New York made $11B in improper unemployment payments during Covid-19 pandemic, audit finds
The report Tuesday examined claims made through the state Department of Labor’s unemployment insurance system from January 2020 to March 2022.
ALBANY, N.Y. — New York’s outdated unemployment insurance system likely contributed to at least $11 billion in improper payments during the Covid-19 pandemic, an audit from state Comptroller Thomas DiNapoli found.
The report Tuesday examined claims made through the state Department of Labor’s unemployment insurance system from January 2020 to March 2022 — a period in which applications skyrocketed due to pandemic-related job losses. It found that the state’s failure to replace the outdated system as long advised, coupled with “ad hoc workarounds,” led to “weakened oversight and ultimately contributed to an estimated billions of dollars in improper payments.”
The flood of unemployment claims was unprecedented, leading to fraud and abuse and an overwhelmed agency, DiNapoli said. The state made 218 million unemployment payments from April 1, 2020, through March 31, 2021, which totaled $76.3 billion, an increase of nearly 3,140 percent over the prior fiscal year. In April 2020, New York's unemployment rate peaked at 16.2 percent.
“The state Department of Labor’s antiquated UI system was ill-equipped to handle the challenges posed by the extraordinary demand caused by the pandemic for unemployment benefits and more lenient federal eligibility requirements,” DiNapoli said in a statement. “The agency resorted to stop-gap measures to paper over problems, and this proved to be costly to the state, businesses, and New Yorkers.”
DOL said in a statement that it’s “already implementing changes to improve the system and address the audit’s findings.”
“We are halfway through a four-year modernization plan that will enhance the overall experience for UI beneficiaries and reduce fraud,” the agency noted. “We’re stepping up our fraud investigations and we’ve made data on UI benefits available on a new, public dashboard.”
According to DiNapoli’s office, the exact scale of payments lost to fraud is unknown since “DOL refused to provide auditors with the data that would have enabled [them] to calculate the precise amount.”
But auditors estimated a total of improper payments around $11 billion in the fiscal year that spanned April 1, 2020, to March 31, 2021, based on the U.S. Department of Labor’s estimated fraud rate for New York’s traditional unemployment insurance program during the 2020-21 fiscal year. But, the report noted, “this likely underestimates the actual amount” since the state acknowledged that temporary programs had a significantly higher risk of fraud.
Auditors also reportedly found that 18 out of 53 claimants sampled potentially received unemployment insurance payments that exceeded the maximum amount allowed; and 96 of 118 claimants sampled were improperly paid nearly $2.8 million through the state’s traditional unemployment insurance program instead of the temporary federal CARES Act. They further identified another $41.2 million paid for nearly 9,000 claimants, whose payments appeared to exceed the maximum allowed amounts.
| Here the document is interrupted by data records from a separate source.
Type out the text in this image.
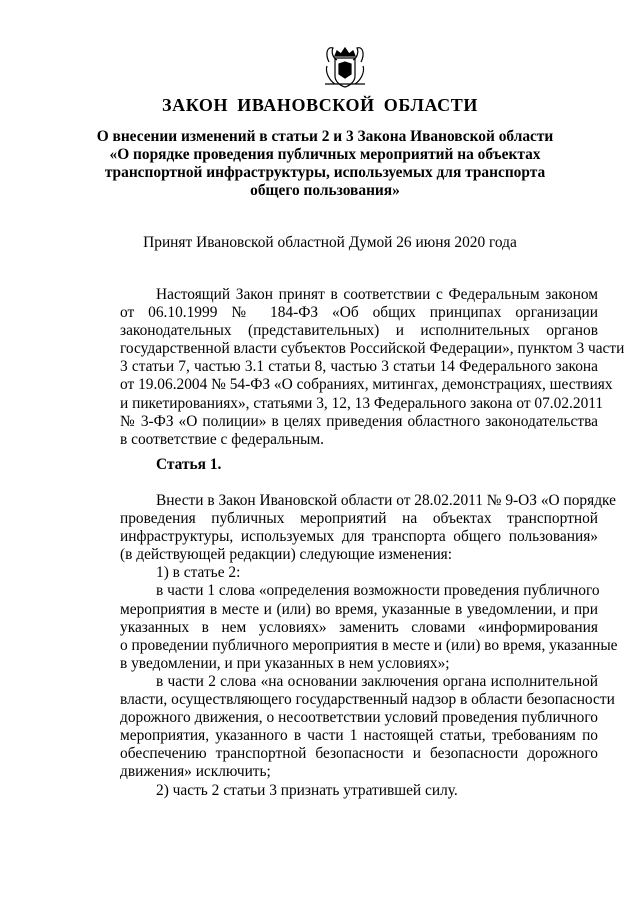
ЗАКОН ИВАНОВСКОЙ ОБЛАСТИ
О внесении изменений в статьи 2 и 3 Закона Ивановской области
«О порядке проведения публичных мероприятий на объектах
транспортной инфраструктуры, используемых для транспорта
общего пользования»
Принят Ивановской областной Думой 26 июня 2020 года
Настоящий Закон принят в соответствии с Федеральным законом
от 06.10.1999 № 184-ФЗ «Об общих принципах организации
законодательных (представительных) и исполнительных органов
государственной власти субъектов Российской Федерации», пунктом 3 части
3 статьи 7, частью 3.1 статьи 8, частью 3 статьи 14 Федерального закона
от 19.06.2004 № 54-ФЗ «О собраниях, митингах, демонстрациях, шествиях
и пикетированиях», статьями 3, 12, 13 Федерального закона от 07.02.2011
№ 3-ФЗ «О полиции» в целях приведения областного законодательства
в соответствие с федеральным.
Статья 1.
Внести в Закон Ивановской области от 28.02.2011 № 9-ОЗ «О порядке
проведения публичных мероприятий на объектах транспортной
инфраструктуры, используемых для транспорта общего пользования»
(в действующей редакции) следующие изменения:
1) в статье 2:
в части 1 слова «определения возможности проведения публичного
мероприятия в месте и (или) во время, указанные в уведомлении, и при
указанных в нем условиях» заменить словами «информирования
о проведении публичного мероприятия в месте и (или) во время, указанные
в уведомлении, и при указанных в нем условиях»;
в части 2 слова «на основании заключения органа исполнительной
власти, осуществляющего государственный надзор в области безопасности
дорожного движения, о несоответствии условий проведения публичного
мероприятия, указанного в части 1 настоящей статьи, требованиям по
обеспечению транспортной безопасности и безопасности дорожного
движения» исключить;
2) часть 2 статьи 3 признать утратившей силу.
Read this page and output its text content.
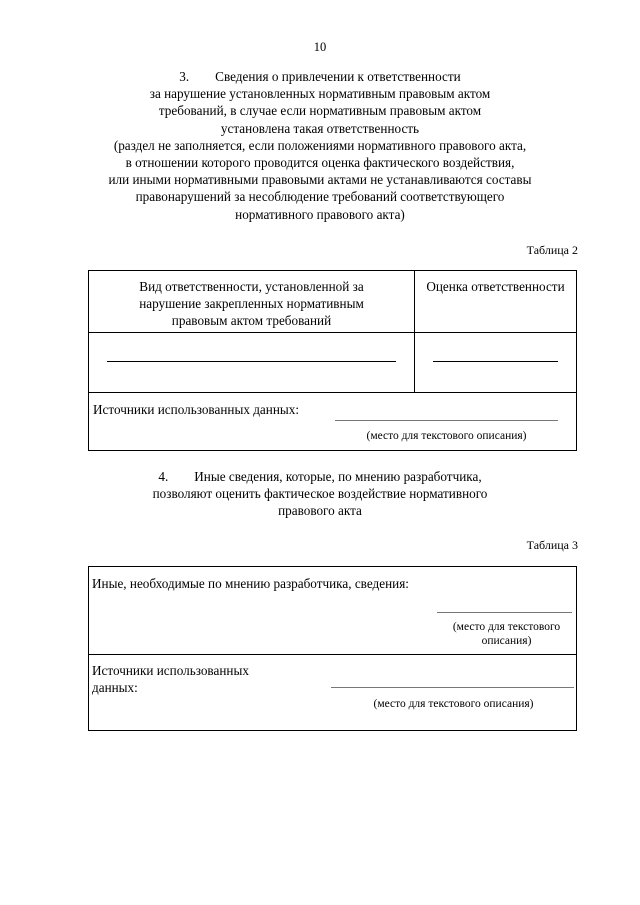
10
3. Сведения о привлечении к ответственности
за нарушение установленных нормативным правовым актом
требований, в случае если нормативным правовым актом
установлена такая ответственность
(раздел не заполняется, если положениями нормативного правового акта,
в отношении которого проводится оценка фактического воздействия,
или иными нормативными правовыми актами не устанавливаются составы
правонарушений за несоблюдение требований соответствующего
нормативного правового акта)
Таблица 2
Вид ответственности, установленной за нарушение закрепленных нормативным правовым актом требований	Оценка ответственности

Источники использованных данных:
(место для текстового описания)	
4. Иные сведения, которые, по мнению разработчика,
позволяют оценить фактическое воздействие нормативного
правового акта
Таблица 3
Иные, необходимые по мнению разработчика, сведения:
(место для текстового описания)

Источники использованных данных:
(место для текстового описания)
The report also noted that DOL “was unable to provide auditors with information to support their management and response to fraudulent claims.” It could not account for the number of claims paid to fraudulent claimants before being detected, the length of time from when claims were filed to when they were identified as fraudulent and how claims were identified as fraudulent, DiNapoli’s office said.
The improper payments are having a lasting impact on the state's economy and its businesses. New York had to borrow a record $9.3 billion from the federal government for its unemployment fund, and it has to be paid back with interest through a surcharge on employers. Businesses have been calling on the state to take on some of the cost rather than put the burden on them, but the state has not yet done so.
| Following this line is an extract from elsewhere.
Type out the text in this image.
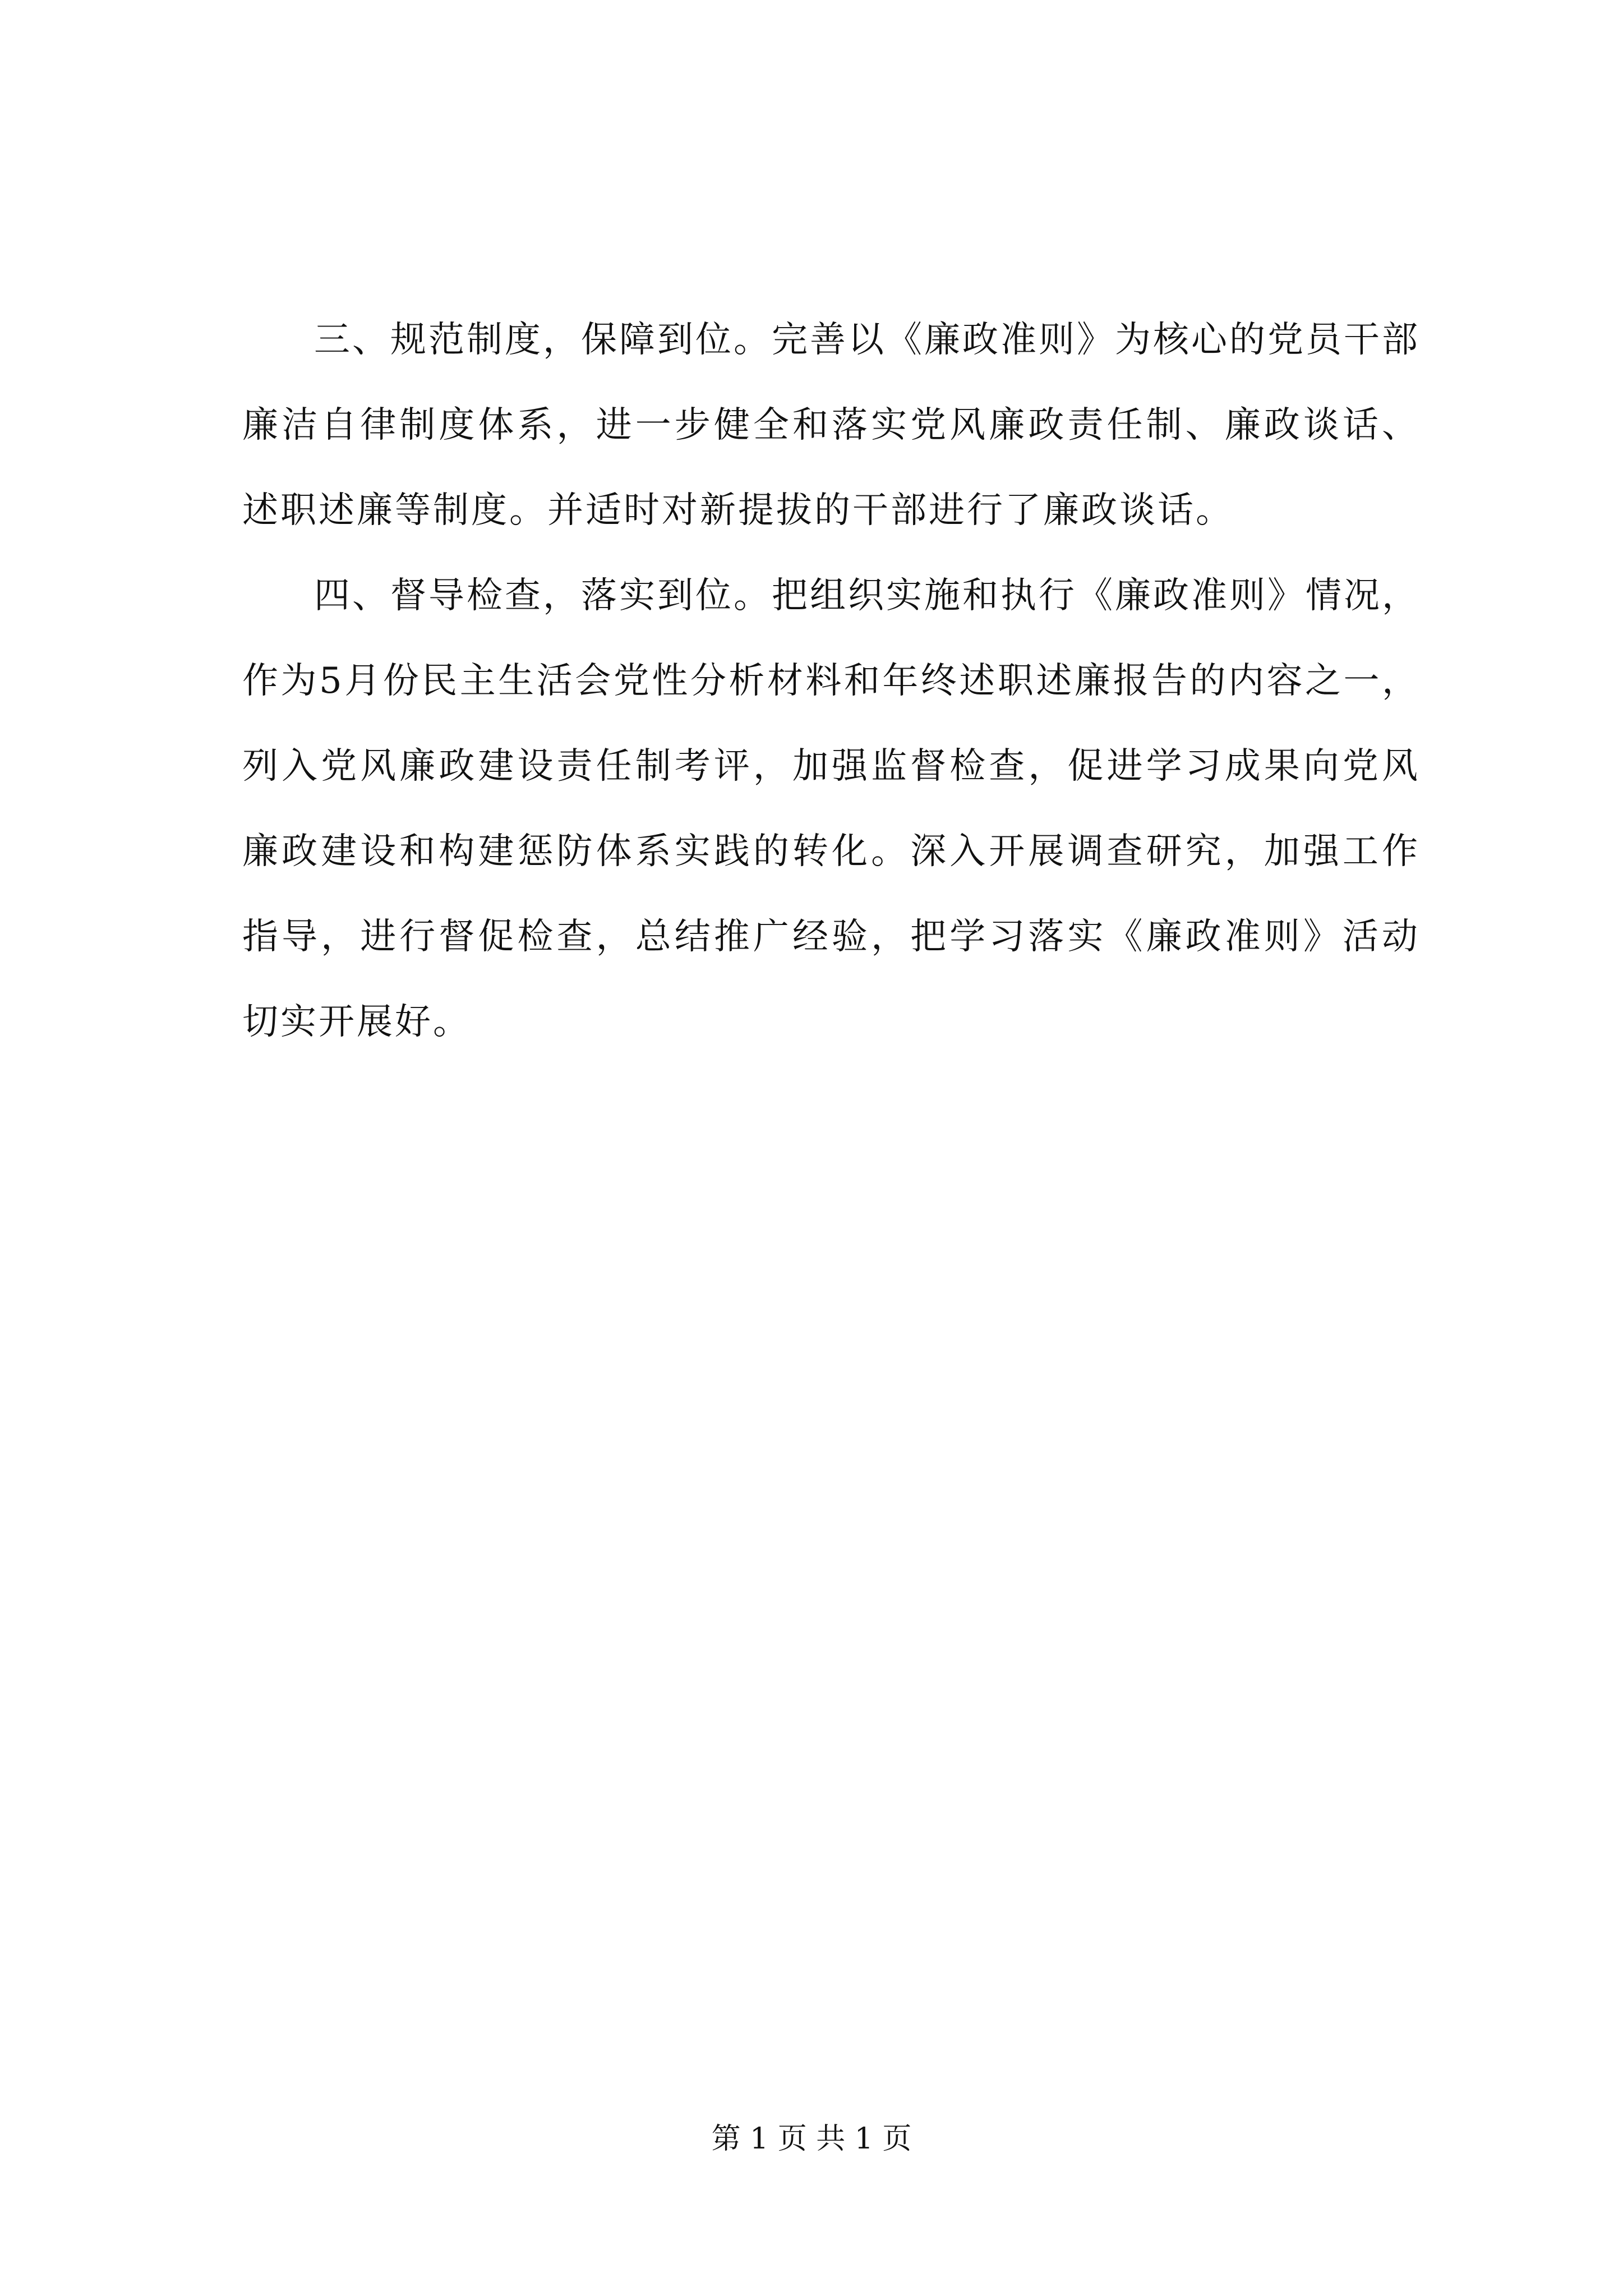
三、规范制度，保障到位。完善以《廉政准则》为核心的党员干部廉洁自律制度体系，进一步健全和落实党风廉政责任制、廉政谈话、述职述廉等制度。并适时对新提拔的干部进行了廉政谈话。

四、督导检查，落实到位。把组织实施和执行《廉政准则》情况，作为5月份民主生活会党性分析材料和年终述职述廉报告的内容之一，列入党风廉政建设责任制考评，加强监督检查，促进学习成果向党风廉政建设和构建惩防体系实践的转化。深入开展调查研究，加强工作指导，进行督促检查，总结推广经验，把学习落实《廉政准则》活动切实开展好。

第 1 页 共 1 页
The audit recommends that DOL continues the development of a new unemployment insurance system and ensures its timely implementation.
And it suggests that the agency makes several other changes: take steps to “ensure the correct balance between fraudulent identity detection and a streamlined process for those in need of UI benefits”; follow up on questionable claims identified by the audit; ensure current and new unemployment insurance system and data comply with state information security standards; and improve the timeliness of cooperation with state oversight inquiries.
DOL largely agreed with the audit’s recommendations. But it offered in its October response to the draft findings that the report “does not detail all the actions taken by the DOL staff or provide adequate context for the stress the agency was under contending with the ever-changing mandates coming from the federal government while working with an antiquated system, that was ten months into a 4-year UI IT system modernization project at the onset of the COVID-19 outbreak.”
Justin Wilcox, executive director of Upstate United, a business group, said the comptroller’s report “must be a wake-up call” for Gov. Kathy Hochul and legislators, who, including DiNapoli, were elected a week ago.
“This stunning incompetence demands immediate accountability and action,” he said in a statement.